Banias Nature Reserve houses an ancient city named Banias that developed around a spring once associated with the Greek god Pan. It had been inhabited for 2,000 years, until its destruction in 1967. It is located at the foot of Mount Hermon, of the Golan Heights. The spring is the source of the Banias (Hermon) River, one of the main tributaries of the Jordan River. Archaeologists uncovered a shrine dedicated to Pan and related deities, and the remains of an ancient city founded sometime after the conquest by Alexander the Great and inhabited until 1967; the ancient city was mentioned in the Gospels of Matthew and Mark by the name of Caesarea Philippi.
The spring at Banias initially originated in a large cave carved out of a sheer cliff face which was gradually lined with a series of shrines. The temenos (sacred precinct) included in its final phase a temple placed at the mouth of the cave, courtyards for rituals, and niches for statues. It was constructed on an elevated, 80m long natural terrace along the cliff which towered over the north of the city. A four-line inscription at the base of one of the niches relates to Pan and Echo, the mountain nymph, and was dated to 87 BCE.
The once very large spring gushed from the limestone cave, but an earthquake moved it to the foot of the natural terrace where it now seeps quietly from the bedrock, with a greatly reduced flow. From here the stream, called Nahal Hermon in Hebrew, flows towards Hula Lake.

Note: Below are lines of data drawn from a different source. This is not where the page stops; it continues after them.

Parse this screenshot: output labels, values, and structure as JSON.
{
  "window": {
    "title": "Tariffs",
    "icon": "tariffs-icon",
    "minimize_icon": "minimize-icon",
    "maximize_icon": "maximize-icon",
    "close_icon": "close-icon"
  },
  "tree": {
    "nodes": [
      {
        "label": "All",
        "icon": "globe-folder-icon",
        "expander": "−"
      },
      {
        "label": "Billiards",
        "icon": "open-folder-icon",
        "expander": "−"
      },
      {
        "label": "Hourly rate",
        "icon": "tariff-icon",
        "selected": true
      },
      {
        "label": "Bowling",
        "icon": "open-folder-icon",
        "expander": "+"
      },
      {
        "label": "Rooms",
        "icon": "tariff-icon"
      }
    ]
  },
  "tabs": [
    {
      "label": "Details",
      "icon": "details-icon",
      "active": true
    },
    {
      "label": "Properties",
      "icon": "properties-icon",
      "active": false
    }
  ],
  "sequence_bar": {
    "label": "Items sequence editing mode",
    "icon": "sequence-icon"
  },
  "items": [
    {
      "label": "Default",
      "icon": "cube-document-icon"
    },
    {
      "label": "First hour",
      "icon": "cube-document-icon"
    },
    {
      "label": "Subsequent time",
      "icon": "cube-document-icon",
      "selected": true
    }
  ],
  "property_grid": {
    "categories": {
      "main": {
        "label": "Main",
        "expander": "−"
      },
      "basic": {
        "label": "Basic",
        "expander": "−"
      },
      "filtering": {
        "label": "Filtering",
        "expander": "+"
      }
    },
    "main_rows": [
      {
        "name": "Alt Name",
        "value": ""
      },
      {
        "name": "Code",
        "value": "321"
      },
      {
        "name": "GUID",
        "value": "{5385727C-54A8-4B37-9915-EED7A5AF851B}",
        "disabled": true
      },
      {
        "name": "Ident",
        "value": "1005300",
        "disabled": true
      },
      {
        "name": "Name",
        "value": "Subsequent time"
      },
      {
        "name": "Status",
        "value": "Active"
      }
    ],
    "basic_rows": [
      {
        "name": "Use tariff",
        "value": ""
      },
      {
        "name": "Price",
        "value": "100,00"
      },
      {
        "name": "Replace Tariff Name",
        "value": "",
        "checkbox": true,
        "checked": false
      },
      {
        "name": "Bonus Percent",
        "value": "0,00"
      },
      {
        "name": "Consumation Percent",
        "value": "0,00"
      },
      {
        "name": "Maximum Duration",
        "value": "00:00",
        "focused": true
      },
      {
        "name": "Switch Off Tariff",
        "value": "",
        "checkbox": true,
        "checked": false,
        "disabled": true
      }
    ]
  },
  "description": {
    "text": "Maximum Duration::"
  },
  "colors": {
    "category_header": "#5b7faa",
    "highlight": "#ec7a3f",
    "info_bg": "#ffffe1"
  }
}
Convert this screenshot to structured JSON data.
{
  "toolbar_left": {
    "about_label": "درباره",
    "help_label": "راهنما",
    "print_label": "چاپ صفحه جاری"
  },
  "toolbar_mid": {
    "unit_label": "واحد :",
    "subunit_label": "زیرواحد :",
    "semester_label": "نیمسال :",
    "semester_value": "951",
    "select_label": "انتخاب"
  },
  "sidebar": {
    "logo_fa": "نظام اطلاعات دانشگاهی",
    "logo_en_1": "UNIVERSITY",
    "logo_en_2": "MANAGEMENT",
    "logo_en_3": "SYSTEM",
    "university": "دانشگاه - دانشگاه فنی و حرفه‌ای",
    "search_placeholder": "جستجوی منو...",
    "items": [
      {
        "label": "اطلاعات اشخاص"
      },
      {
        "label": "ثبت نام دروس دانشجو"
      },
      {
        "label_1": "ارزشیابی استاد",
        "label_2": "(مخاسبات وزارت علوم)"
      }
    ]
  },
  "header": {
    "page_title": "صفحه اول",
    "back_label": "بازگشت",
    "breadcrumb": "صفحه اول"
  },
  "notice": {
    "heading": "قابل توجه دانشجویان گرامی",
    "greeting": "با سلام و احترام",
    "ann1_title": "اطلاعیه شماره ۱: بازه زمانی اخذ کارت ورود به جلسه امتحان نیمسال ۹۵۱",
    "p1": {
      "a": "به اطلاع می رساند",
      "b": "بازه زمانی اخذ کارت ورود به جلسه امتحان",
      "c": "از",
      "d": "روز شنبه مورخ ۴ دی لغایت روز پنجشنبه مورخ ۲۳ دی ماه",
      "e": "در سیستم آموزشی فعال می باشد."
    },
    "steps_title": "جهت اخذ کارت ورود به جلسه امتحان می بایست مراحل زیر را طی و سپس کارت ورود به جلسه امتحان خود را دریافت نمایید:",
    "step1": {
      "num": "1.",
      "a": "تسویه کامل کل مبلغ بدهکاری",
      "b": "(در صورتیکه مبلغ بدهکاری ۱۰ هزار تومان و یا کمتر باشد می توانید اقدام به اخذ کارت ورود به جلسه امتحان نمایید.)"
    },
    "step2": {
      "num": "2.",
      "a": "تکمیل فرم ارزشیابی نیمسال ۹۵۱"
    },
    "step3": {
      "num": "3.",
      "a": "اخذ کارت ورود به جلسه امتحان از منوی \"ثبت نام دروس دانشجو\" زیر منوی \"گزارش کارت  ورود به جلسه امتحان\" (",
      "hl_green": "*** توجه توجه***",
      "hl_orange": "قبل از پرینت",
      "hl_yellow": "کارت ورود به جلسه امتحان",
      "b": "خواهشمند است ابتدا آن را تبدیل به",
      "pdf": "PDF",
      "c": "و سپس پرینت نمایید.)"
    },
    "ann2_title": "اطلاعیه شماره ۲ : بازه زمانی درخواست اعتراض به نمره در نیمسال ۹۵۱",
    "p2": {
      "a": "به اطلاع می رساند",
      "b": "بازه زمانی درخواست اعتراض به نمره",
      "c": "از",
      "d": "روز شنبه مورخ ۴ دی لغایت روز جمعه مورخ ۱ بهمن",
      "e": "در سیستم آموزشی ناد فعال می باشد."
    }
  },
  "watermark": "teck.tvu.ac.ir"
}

The pre-Hellenistic, Canaanite deity associated with the spring of Banias was variously called Ba’al-gad or Ba’al-Hermon.
Banias Nature Reserve – Things to Do
So which activities you can do in the park? So you can hike the amazing trails in the park. These trails are super easy and almost anyone can hike there. In fact, Banis Nature Reserve connects to Hermon Stream Nature Reserve which together forms one big park. Also, there is lots of archaeology to see like a Herodian Palace the holy precinct of the city Banias. In short lots of fun, you squeeze into just a short couple of hours. Trust me you won’t need more!
The banks of the river abound in willow trees, oriental planes, silver-leaf poplars, Tabor oaks, Palestine oaks, Mt. Atlas mastics, terebinths, carobs, ferns, giant canes, and various vines.
The stream is home to a variety of fluvial fish, including longhead barbel, large-scale barbel, Damascus barbel, and tilapia. Living and roaming around the stream or in it are wild boars, Syrian rock hyrax, swamp cats, nutria, and Indian porcupines.
Birds that frequent the vicinity of the stream include rock doves and Western rock nuthatch.
Banias Nature Reserve Opening Hours:
Last entry to the site: one hour before cited closing time
Sunday–Thursday and Saturday: 08:00-17:00
Friday and holiday eves: 08:00-16:00
Sunday–Thursday and Saturday: 08:00-16:00
Friday and holiday eves: 08:00-15:00
Holiday eves: 08:00-13:00
Yom Kippur eve: 08:00-13:00
On holidays and Saturdays, I recommend arriving early, entry is based on the availability of space.